TIMEX is to launch a computer- in-a-wrist-watch which the wearer loads with information by pointing it at the screen of a personal computer.

The Data Link watch, produced in collaboration with Rank Xerox and Microsoft, is the latest in a string of computer-based products small enough to wear. Japanese companies have already produced computerised watches that work as remote controls for TV sets and even as tiny mobile telephones.

The Timex Data Link watch is scheduled for launch in the US in October, and in Europe early next year. Its price in Europe has yet to be finalised, but it is unlikely to be more than pounds 100.

Its owner prepares screens of information - such as personal telephone numbers, lists and appointments - ready to be downloaded. Then the computer erupts into flashing lines as the watch beams the files into its memory.

Technologists at the Rank Xerox research centre in Cambridge are now looking to what they believe will be the next step - 'intimate computing'.

Mik Lamming believes the wrist is the place from which people will talk to machines in the future. 'Everybody has a watch. People like Timex, Seiko and Swatch have realised that they own the real estate of the future.'

There are only about 150 million personal computers in use today but at least 1,000 million watches, Dr Lamming told the meeting yesterday. He also unveiled a device called the 'Memory Prosthesis', or 'Forget-me-Not', in prototype form in his laboratories.
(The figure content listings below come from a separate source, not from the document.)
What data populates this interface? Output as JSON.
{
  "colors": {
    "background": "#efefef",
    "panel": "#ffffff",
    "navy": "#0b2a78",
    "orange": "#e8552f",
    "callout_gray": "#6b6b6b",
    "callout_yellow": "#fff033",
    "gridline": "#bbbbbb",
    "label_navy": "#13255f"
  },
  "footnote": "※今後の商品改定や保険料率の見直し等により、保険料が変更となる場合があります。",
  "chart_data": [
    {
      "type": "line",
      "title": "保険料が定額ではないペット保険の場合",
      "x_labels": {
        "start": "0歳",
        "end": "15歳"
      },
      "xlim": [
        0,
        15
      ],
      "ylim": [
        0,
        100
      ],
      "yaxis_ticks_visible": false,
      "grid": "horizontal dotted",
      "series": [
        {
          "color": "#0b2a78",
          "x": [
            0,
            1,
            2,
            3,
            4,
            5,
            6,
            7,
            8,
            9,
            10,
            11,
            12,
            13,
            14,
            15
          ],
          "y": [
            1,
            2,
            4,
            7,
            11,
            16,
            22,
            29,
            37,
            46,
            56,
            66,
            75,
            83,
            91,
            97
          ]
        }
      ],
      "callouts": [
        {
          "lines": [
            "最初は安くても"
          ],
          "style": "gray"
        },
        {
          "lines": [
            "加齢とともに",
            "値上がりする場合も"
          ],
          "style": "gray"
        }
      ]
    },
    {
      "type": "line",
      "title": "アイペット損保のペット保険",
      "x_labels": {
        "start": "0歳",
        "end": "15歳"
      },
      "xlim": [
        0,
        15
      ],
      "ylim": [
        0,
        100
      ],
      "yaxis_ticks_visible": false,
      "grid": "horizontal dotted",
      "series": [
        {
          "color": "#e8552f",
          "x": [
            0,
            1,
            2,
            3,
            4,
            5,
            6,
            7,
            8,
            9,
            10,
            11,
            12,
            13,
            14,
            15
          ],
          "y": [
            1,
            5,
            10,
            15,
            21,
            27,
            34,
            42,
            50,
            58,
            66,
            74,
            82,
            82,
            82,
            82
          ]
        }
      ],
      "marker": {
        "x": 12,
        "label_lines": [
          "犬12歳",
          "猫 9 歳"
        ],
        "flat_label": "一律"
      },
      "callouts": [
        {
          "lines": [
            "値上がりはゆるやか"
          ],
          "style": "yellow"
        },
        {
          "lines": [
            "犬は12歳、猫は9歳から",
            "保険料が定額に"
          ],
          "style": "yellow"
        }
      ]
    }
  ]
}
This was an early form of intimate computer, a kind of intelligent filing cabinet that works with human memory, he said. People lose electronic documents on their computers, just as they used to lose bits of paper, by forgetting file names or where they stored them on their computer.

But, Dr Lamming says, they are far more likely to recall where they were when they created the document, and to whom they were talking. 'Computers will soon know where they are, as the cellular mobile phone network get smaller and smaller,' Dr Lamming said.

His 'memory prosthesis' automatically notes time and place of its owner's movements so it can locate files in a hurry.

CORRECTION

WE would like to point out that contrary to our report 'Computer link to watches' in 1st editions on 9 September, Rank Xerox did not collaborate with Timex on the development of the Data Link watch.